Outro ponto importante, destacado por ele, é que o desastre ambiental afetou ainda um patrimônio do Estado. "A moqueca capixaba é um patrimônio gastronômico e cultural do Espírito Santo e um de seus principais ingredientes está contaminado", apontou à época.
Ianotti ressaltou ainda o desconforto em efetivar ações como a assinatura do acordo. "Assinar um acordo que prejudique o Estado, mais do que já foi prejudicado, isso o governo não vai fazer", garantiu.
Em outubro de 2022, a Justiça Federal confirmou a inclusão de áreas de cinco municípios do litoral capixaba entre as regiões impactadas pelo rompimento da barragem de Fundão. A decisão foi de Michael Procopio Ribeiro Alves Avelar, juiz federal substituto da 4ª Vara Cível e Agrária de Belo Horizonte.
Desde março de 2017 essas localidades já tinham sido reconhecidas como atingidas pela lama de rejeitos de mineração da Samarco, em deliberação do Comitê Interfederativo (CIF) — colegiado incumbido de acompanhar as atividades de recuperação, compensação e reparação dos danos ambientais —, e vinham sendo desrespeitadas pela Renova e suas mantenedoras, segundo a determinação judicial.
Com aquela decisão, foram confirmadas como tendo áreas atingidas no litoral as seguintes cidades: Aracruz (novas comunidades), Serra, Fundão, São Mateus e Conceição da Barra. Outros municípios já tinham obtido o reconhecimento de danos ambientais. Elas estão localizadas ao longo da calha do Rio Doce. São eles: Baixo Guandu, Colatina, Marilândia e Linhares.

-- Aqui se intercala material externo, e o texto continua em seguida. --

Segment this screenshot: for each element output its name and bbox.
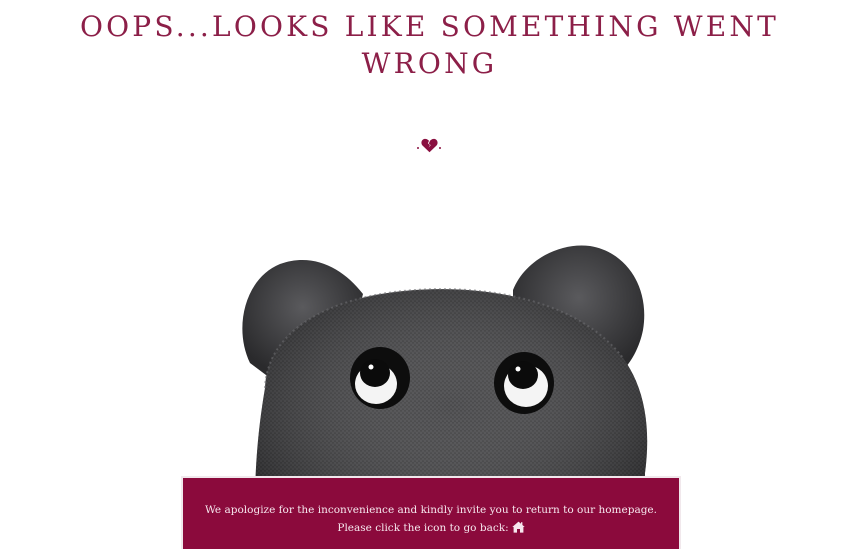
home-icon[interactable]: [511, 521, 525, 539]
error-title: OOPS...LOOKS LIKE SOMETHING WENT WRONG: [79, 10, 779, 80]
back-instruction-text: Please click the icon to go back:: [337, 522, 509, 534]
divider-dot-right: [439, 147, 441, 149]
bear-left-eye: [350, 347, 410, 409]
heart-divider: [412, 136, 446, 156]
divider-dot-left: [417, 147, 419, 149]
error-page: OOPS...LOOKS LIKE SOMETHING WENT WRONG W…: [0, 0, 859, 549]
apology-message: We apologize for the inconvenience and k…: [205, 504, 657, 516]
bear-right-eye: [494, 352, 554, 414]
broken-heart-icon: [421, 138, 438, 153]
back-instruction: Please click the icon to go back:: [183, 519, 679, 539]
return-home-banner: We apologize for the inconvenience and k…: [181, 476, 681, 549]
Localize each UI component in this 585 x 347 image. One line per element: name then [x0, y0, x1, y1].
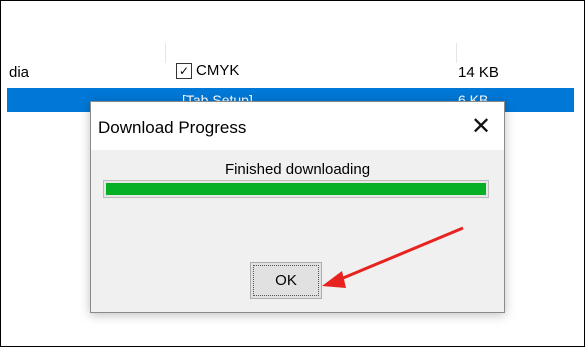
dialog-title: Download Progress	[98, 118, 247, 137]
status-text: Finished downloading	[224, 161, 371, 178]
list-row[interactable]: dia ✓ CMYK 14 KB	[7, 58, 574, 86]
row-size: 14 KB	[458, 64, 499, 81]
row-checkbox[interactable]: ✓	[176, 62, 192, 79]
progress-bar	[103, 180, 489, 198]
dialog-titlebar[interactable]: Download Progress ✕	[91, 102, 504, 150]
close-icon[interactable]: ✕	[458, 102, 504, 150]
row-type: CMYK	[196, 62, 240, 79]
window-frame: dia ✓ CMYK 14 KB [Tab Setup] 6 KB Downlo…	[0, 0, 585, 347]
progress-bar-fill	[106, 183, 486, 195]
row-name: dia	[9, 64, 30, 81]
ok-button[interactable]: OK	[250, 262, 322, 299]
download-progress-dialog: Download Progress ✕ Finished downloading…	[90, 101, 505, 313]
focus-outline	[253, 265, 319, 296]
row-type-cell: ✓ CMYK	[176, 62, 239, 79]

Havia ainda processos que pedem a inclusão de outras cidades que também enfrentam danos decorrentes do rompimento da barragem. São elas: Sooretama, por danos causados por barragem construída em Rio Pequeno para evitar a contaminação da Lagoa Juparanã; Anchieta, por prejuízos causados pelo fechamento das usinas da Samarco na cidade; e Vitória, pelos impactos aos camaroeiros.
A decisão foi em um processo movido pela Samarco, Vale, BHP e Fundação Renova, que solicitaram a exclusão do litoral capixaba das áreas afetadas. Mas a Justiça Federal decidiu por reconhecer os danos, que já haviam sido declarados na Deliberação 58 do CIF, de março de 2017.
No mesmo processo, o governo do Estado do Espírito Santo, o MPES, a Defensoria Pública do Estado e a da União, o MPF e o Ministério Público de Minas Gerais informaram que as empresas estavam descumprindo o Termo de Transação e Ajustamento de Conduta (TTAC), decisões judiciais de reconhecimento de áreas do Espírito Santo como impactadas, dados de monitoramento, análise do laudo pericial sobre qualidade do pescado, avaliação dos impactos e valoração dos danos.
As empresas recorreram dessa decisão e conseguiram, em outubro, um posicionamento favorável a suas reivindicações.